Sparse Simultaneous Signal Detection and Its Applications in Genomics
主 题: Sparse Simultaneous Signal Detection and Its Applications in Genomics
报告人: Hongzhe Li ( University of Pennsylvania Perelman School of Medicine)
时 间: 2016-06-28 14:00 - 15:00
地 点: 理科一号楼 1114
The increasing availability of large-scale genomic data has made possible an integrative approach to studying disease. Such research seeks to uncover disease mechanisms by combining multiple types of genomic information, which may be collected on multiple sets of patients. I will focus on a study that integrates GWAS and eQTL data collected from two different sets of subjects to find transcripts potentially functionally relevant to human heart failure. I will first formalize a model that defines important transcripts as those whose expression levels are associated with SNPs that are simultaneously associated with disease.
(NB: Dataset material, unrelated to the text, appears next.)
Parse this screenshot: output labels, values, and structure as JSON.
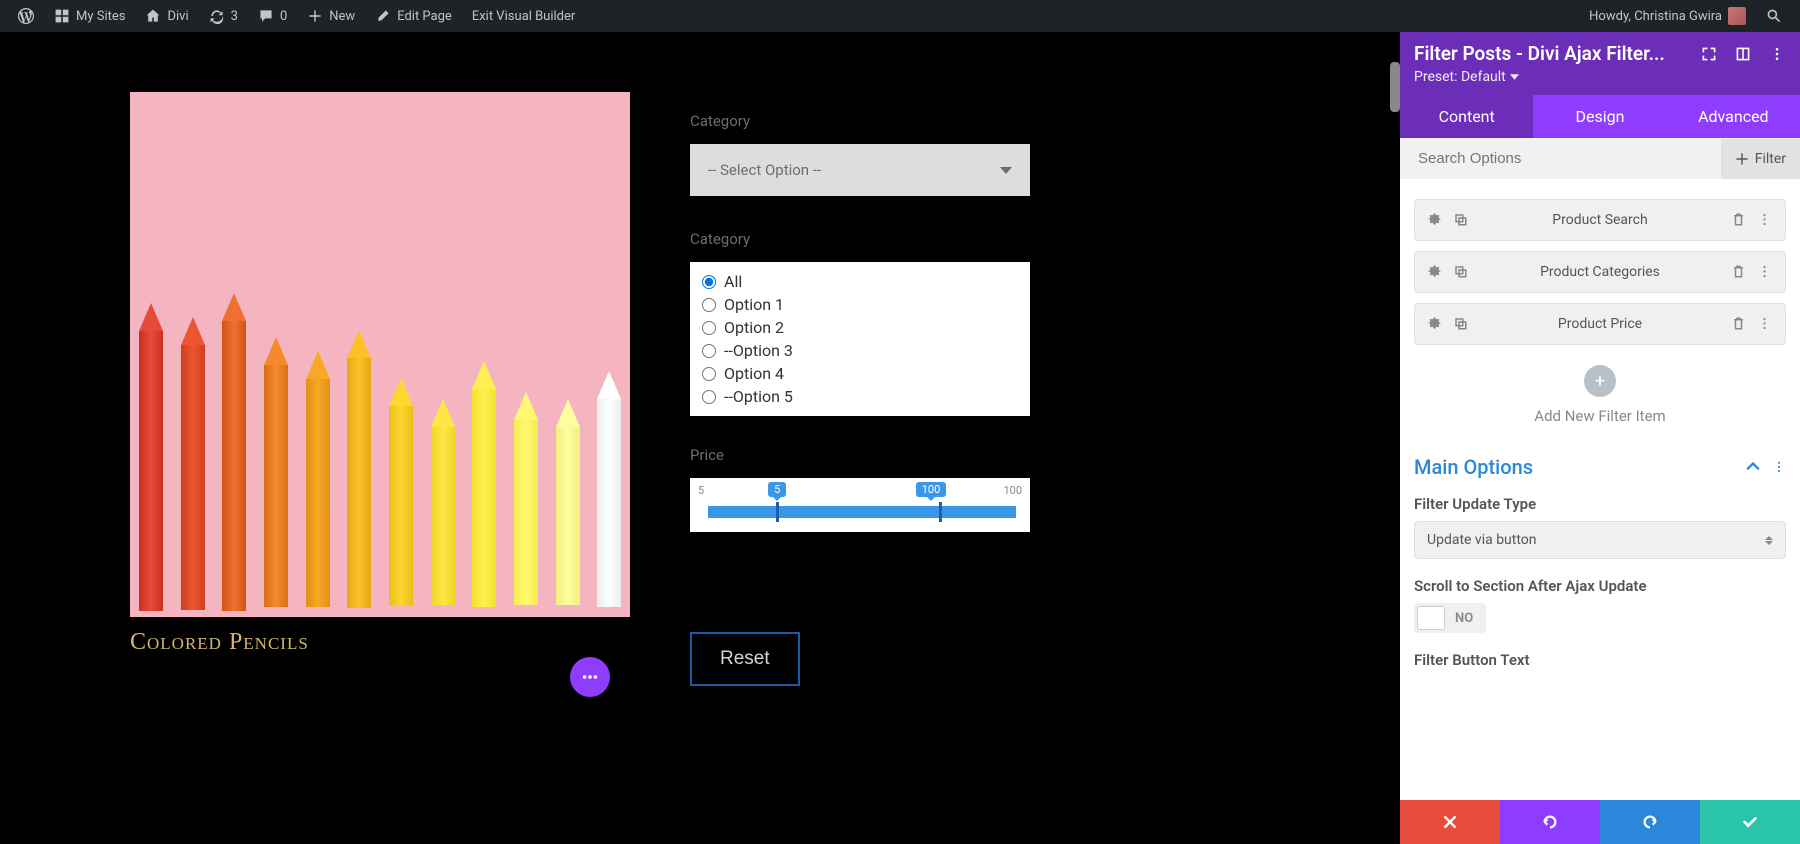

I will then propose a new procedure to test for the existence of these simultaneous signals, show that the test statistic is asymptotically optimal under certain conditions and provide a procedure to obtain finite-sample p-values. I will apply the proposed test to a heart failure study at Penn (MAGNet) to identify potentially important transcripts that are mechanistically associated with human heart failure. Finally, I will also briefly present a related problem of optimal detection of weak positive dependence between two mixture distributions and show its application in gene set enrichment analysis.